Die Kampagne seiner Partei erachtet Dettling als unproblematisch. Sie greife konkrete, dokumentierte Fälle von Kriminalität auf und enthalte keine Verallgemeinerungen. Der Slogan «neue Normalität» sei mit einem Fragezeichen versehen. Damit zieht die SVP auch Lehren aus dem Messerstecher-Inserat, mit dem sie laut einem Bundesgerichtsurteil die Anti-Rassismus-Strafnorm verletzt hat: Die Aufschrift «Kosovaren schlitzen Schweizer auf» war verallgemeinernd.

«Wir haben die Aufgabe, auf Dinge hinzuweisen, die in der Gesellschaft ein feindseliges Klima gegenüber bestimmten Gruppen schaffen.»

Martine Brunschwig Graf, Präsidentin EKR

Die SVP dreht nun den Spiess um und verwendet die Kritik der EKR für ihre eigenen Zwecke. Sie will diese als neues Inseratesujet verwenden. Die Botschaft: «Achtung Zensur: Die Anti-Rassismus-Kommission will nicht, dass Sie dieses Inserat lesen.» 

Dient es also der SVP im Wahlkampf, von der EKR kritisiert zu werden? Dettling verneint. Das Beispiel zeige aber, wie im Wahlkampf versucht werde, die SVP zu diskreditieren. Zurzeit würden ohnehin alle SVP-Vertreter als Rechtsextreme dargestellt. 

«Man darf nicht einfach schweigen»

Die Eidgenössische Kommission gegen Rassismus ist nicht überrascht. Sie hat damit gerechnet, dass die Kritik der SVP-Kampagne zu zusätzlicher Publizität verhelfen könnte, wie Präsidentin Martine Brunschwig Graf auf Anfrage sagt. «Für uns darf das aber kein Grund dafür sein, einfach zu schweigen.» Es dürfe nicht sein, dass die EKR es nicht wage, eine solche Kampagne zu thematisieren, weil die SVP daraus Kapital schlagen könnte. 

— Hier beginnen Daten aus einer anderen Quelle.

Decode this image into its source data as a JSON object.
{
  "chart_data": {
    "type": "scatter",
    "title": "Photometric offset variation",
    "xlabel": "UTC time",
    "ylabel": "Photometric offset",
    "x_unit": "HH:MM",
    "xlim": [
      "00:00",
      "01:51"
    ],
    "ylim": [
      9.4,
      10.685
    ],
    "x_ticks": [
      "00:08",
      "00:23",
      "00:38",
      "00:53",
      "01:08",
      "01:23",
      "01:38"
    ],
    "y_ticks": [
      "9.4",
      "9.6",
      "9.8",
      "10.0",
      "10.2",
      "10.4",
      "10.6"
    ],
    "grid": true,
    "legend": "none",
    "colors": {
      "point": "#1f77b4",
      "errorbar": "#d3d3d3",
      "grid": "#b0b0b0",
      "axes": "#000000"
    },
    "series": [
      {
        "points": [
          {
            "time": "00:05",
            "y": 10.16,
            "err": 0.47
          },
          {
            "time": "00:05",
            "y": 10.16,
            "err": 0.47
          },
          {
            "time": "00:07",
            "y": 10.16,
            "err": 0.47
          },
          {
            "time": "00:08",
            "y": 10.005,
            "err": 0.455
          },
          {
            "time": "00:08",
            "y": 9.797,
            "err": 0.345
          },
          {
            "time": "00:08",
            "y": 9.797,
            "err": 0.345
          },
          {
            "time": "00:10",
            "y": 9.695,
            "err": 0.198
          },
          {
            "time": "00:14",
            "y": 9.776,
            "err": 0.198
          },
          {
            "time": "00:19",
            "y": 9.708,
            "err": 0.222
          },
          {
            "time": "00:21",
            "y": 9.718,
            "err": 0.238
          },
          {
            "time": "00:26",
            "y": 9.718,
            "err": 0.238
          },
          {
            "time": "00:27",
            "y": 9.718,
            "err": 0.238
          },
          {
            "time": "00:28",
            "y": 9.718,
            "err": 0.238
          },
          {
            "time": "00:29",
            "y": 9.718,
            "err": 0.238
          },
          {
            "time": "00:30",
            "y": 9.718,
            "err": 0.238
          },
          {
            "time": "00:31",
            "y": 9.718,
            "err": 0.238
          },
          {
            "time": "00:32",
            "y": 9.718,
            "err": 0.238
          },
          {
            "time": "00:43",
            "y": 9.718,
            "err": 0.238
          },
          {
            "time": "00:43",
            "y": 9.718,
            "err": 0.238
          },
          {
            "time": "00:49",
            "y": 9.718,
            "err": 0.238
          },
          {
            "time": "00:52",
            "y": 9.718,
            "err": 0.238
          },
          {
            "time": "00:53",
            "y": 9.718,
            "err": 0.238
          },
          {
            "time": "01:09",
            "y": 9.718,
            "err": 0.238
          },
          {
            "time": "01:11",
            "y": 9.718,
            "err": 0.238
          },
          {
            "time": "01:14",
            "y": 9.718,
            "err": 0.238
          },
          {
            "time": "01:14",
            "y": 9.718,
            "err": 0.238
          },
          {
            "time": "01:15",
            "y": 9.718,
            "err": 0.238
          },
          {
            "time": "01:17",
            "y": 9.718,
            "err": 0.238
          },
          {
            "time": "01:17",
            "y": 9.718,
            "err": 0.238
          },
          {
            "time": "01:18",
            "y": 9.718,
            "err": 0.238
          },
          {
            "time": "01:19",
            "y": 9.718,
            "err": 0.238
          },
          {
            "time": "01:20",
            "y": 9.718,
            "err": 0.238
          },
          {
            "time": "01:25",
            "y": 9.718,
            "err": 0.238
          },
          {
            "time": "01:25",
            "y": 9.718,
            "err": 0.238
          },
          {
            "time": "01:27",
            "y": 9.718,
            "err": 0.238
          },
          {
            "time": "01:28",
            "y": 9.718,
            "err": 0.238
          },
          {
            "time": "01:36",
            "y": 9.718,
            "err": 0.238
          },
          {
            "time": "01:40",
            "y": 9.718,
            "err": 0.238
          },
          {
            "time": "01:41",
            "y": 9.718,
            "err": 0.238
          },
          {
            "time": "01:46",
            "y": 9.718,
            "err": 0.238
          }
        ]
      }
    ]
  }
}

«Wir sind die Anti-Rassismus-Kommission. Wir haben die Aufgabe, auf Dinge hinzuweisen, die in der Gesellschaft ein feindseliges Klima gegenüber bestimmten Gruppen schaffen», sagt Brunschwig Graf. Das Recht, über alle Themen zu debattieren, bringe auch Verantwortung für die Wahl der Worte und Bilder mit sich. Der Meinungsäusserungsfreiheit werde da eine Grenze gesetzt, wo die Menschenwürde verletzt werde.

Aus Sicht der EKR ist das in der Kampagne der Fall – auch wenn die SVP einzelne Fälle nennt und nicht verallgemeinert. Suggeriert werde in der Summe trotzdem, dass «Ausländer» eine Gefahr darstellten. Die EKR verweist auch auf die Argumentation des Bundesgerichts zum Messerstecher-Inserat. Das Bundesgericht verwies auf den «Eindruck des unbefangenen Durchschnittslesers» und ein «feindseliges Klima», das geschaffen werde. «Genau das ist auch bei der aktuellen Kampagne der Fall», sagt Brunschwig Graf.